# Optuna Pieline for model selection

## Kaggle ML2
## Matteo A. D'Alessandro, Carlo A. Patti

In [1]:
import optuna
import numpy as np
import pandas as pd

from sklearn.metrics import accuracy_score
from sklearn.model_selection import StratifiedKFold
from sklearn.ensemble import RandomForestClassifier, AdaBoostClassifier, GradientBoostingClassifier, ExtraTreesClassifier
from sklearn.linear_model import LogisticRegression
from sklearn.preprocessing import StandardScaler
from sklearn.pipeline import make_pipeline
import xgboost as xgb

In [2]:
df = pd.read_csv('../../data/train_new_features.csv')
target = 'Cover_Type'
y = df[target]
X = df.drop(target, axis=1)

In [3]:
MODEL_NAME2MODEL = {
    "RandomForestClassifier": RandomForestClassifier,
    "LogisticRegression": LogisticRegression,
    "AdaBoostClassifier": AdaBoostClassifier,
    "GradientBoostingClassifier": GradientBoostingClassifier,
    "ExtraTreesClassifier": ExtraTreesClassifier
}

In [4]:
def evaluate_model(model, trial):
    skf = StratifiedKFold(n_splits=5)
    scores = []

    for train_index, test_index in skf.split(X, y):
        X_train, X_test = X.iloc[train_index], X.iloc[test_index]
        y_train, y_test = y[train_index], y[test_index]

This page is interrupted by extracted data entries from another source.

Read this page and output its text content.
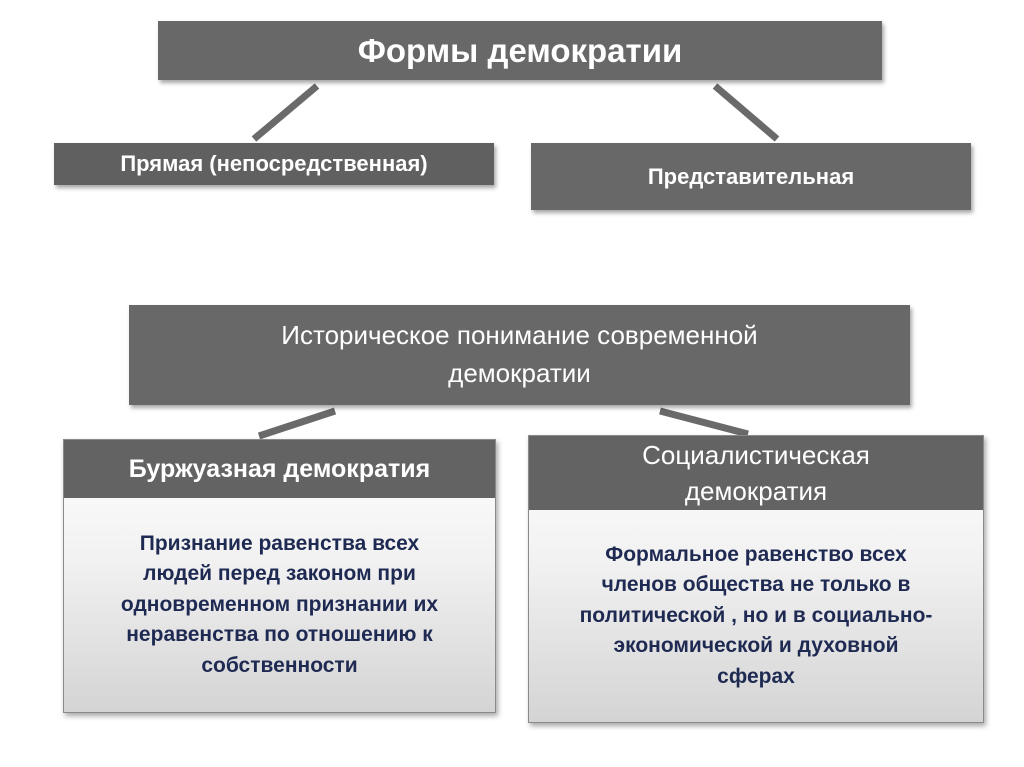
Формы демократии
Прямая (непосредственная)	Представительная
Историческое понимание современной
демократии
Буржуазная демократия
Признание равенства всех
людей перед законом при
одновременном признании их
неравенства по отношению к
собственности
Социалистическая
демократия
Формальное равенство всех
членов общества не только в
политической , но и в социально-
экономической и духовной
сферах
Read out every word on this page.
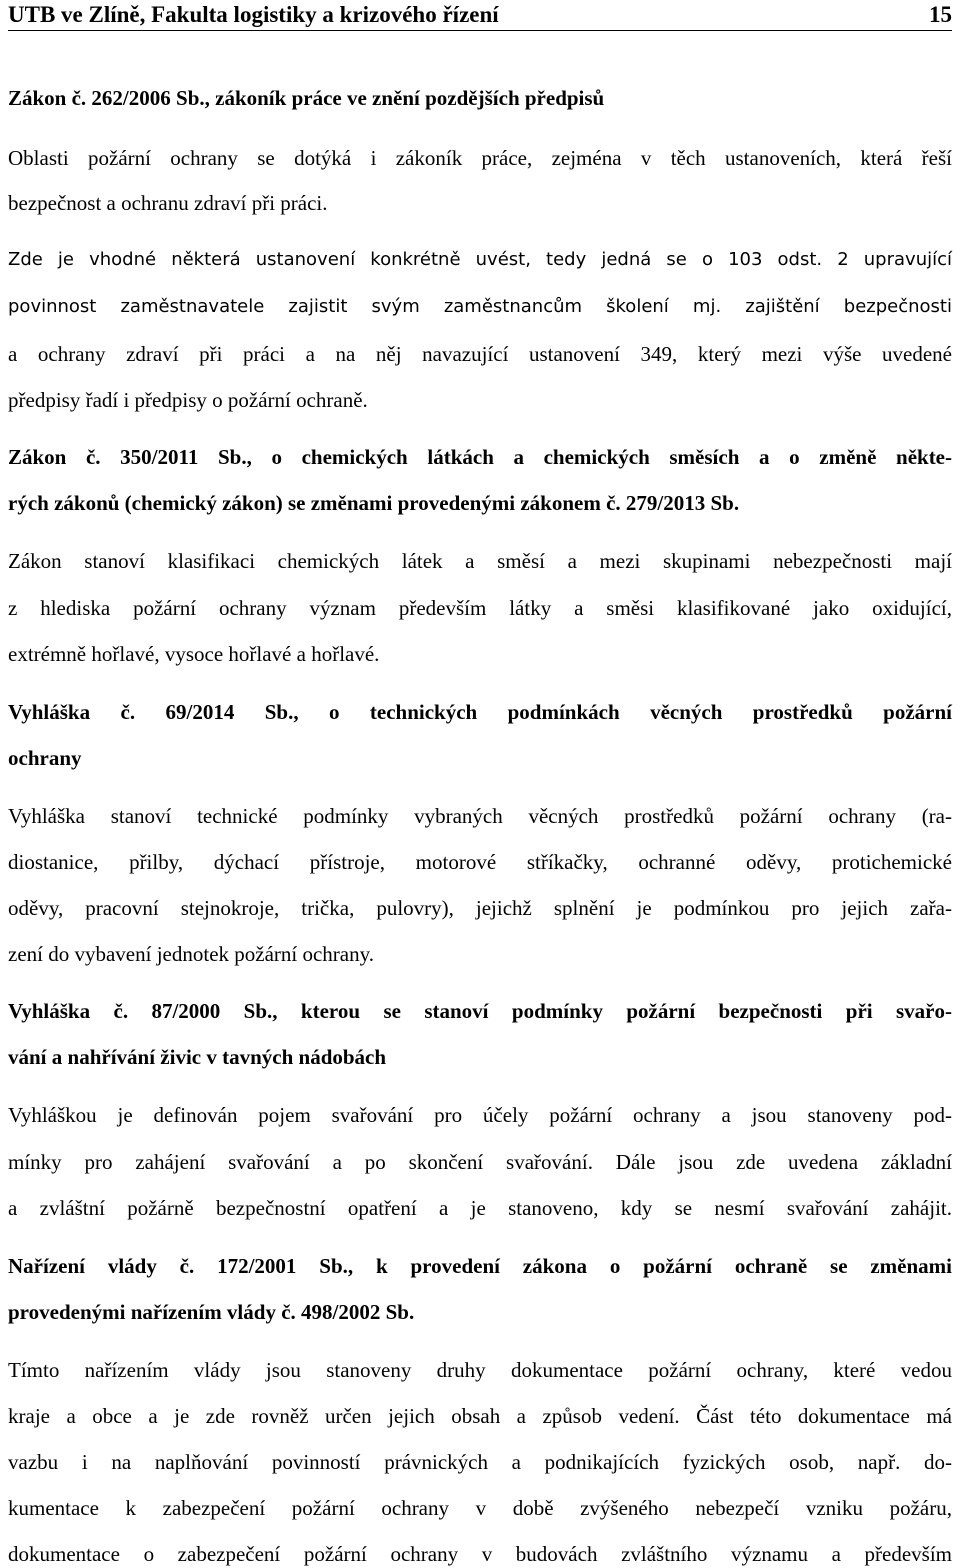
UTB ve Zlíně, Fakulta logistiky a krizového řízení	15
Zákon č. 262/2006 Sb., zákoník práce ve znění pozdějších předpisů
Oblasti požární ochrany se dotýká i zákoník práce, zejména v těch ustanoveních, která řeší
bezpečnost a ochranu zdraví při práci.
Zde je vhodné některá ustanovení konkrétně uvést, tedy jedná se o 103 odst. 2 upravující
povinnost zaměstnavatele zajistit svým zaměstnancům školení mj. zajištění bezpečnosti
a ochrany zdraví při práci a na něj navazující ustanovení 349, který mezi výše uvedené
předpisy řadí i předpisy o požární ochraně.
Zákon č. 350/2011 Sb., o chemických látkách a chemických směsích a o změně někte-
rých zákonů (chemický zákon) se změnami provedenými zákonem č. 279/2013 Sb.
Zákon stanoví klasifikaci chemických látek a směsí a mezi skupinami nebezpečnosti mají
z hlediska požární ochrany význam především látky a směsi klasifikované jako oxidující,
extrémně hořlavé, vysoce hořlavé a hořlavé.
Vyhláška č. 69/2014 Sb., o technických podmínkách věcných prostředků požární
ochrany
Vyhláška stanoví technické podmínky vybraných věcných prostředků požární ochrany (ra-
diostanice, přilby, dýchací přístroje, motorové stříkačky, ochranné oděvy, protichemické
oděvy, pracovní stejnokroje, trička, pulovry), jejichž splnění je podmínkou pro jejich zařa-
zení do vybavení jednotek požární ochrany.
Vyhláška č. 87/2000 Sb., kterou se stanoví podmínky požární bezpečnosti při svařo-
vání a nahřívání živic v tavných nádobách
Vyhláškou je definován pojem svařování pro účely požární ochrany a jsou stanoveny pod-
mínky pro zahájení svařování a po skončení svařování. Dále jsou zde uvedena základní
a zvláštní požárně bezpečnostní opatření a je stanoveno, kdy se nesmí svařování zahájit.
Nařízení vlády č. 172/2001 Sb., k provedení zákona o požární ochraně se změnami
provedenými nařízením vlády č. 498/2002 Sb.
Tímto nařízením vlády jsou stanoveny druhy dokumentace požární ochrany, které vedou
kraje a obce a je zde rovněž určen jejich obsah a způsob vedení. Část této dokumentace má
vazbu i na naplňování povinností právnických a podnikajících fyzických osob, např. do-
kumentace k zabezpečení požární ochrany v době zvýšeného nebezpečí vzniku požáru,
dokumentace o zabezpečení požární ochrany v budovách zvláštního významu a především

        model.fit(X_train, y_train)
        preds = model.predict(X_test)
        score = accuracy_score(y_test, preds)
        scores.append(score)

    return np.mean(scores)

In [5]:
def objective(trial):
    model_name = trial.suggest_categorical("Model", list(MODEL_NAME2MODEL.keys()))
    ModelClass = MODEL_NAME2MODEL[model_name]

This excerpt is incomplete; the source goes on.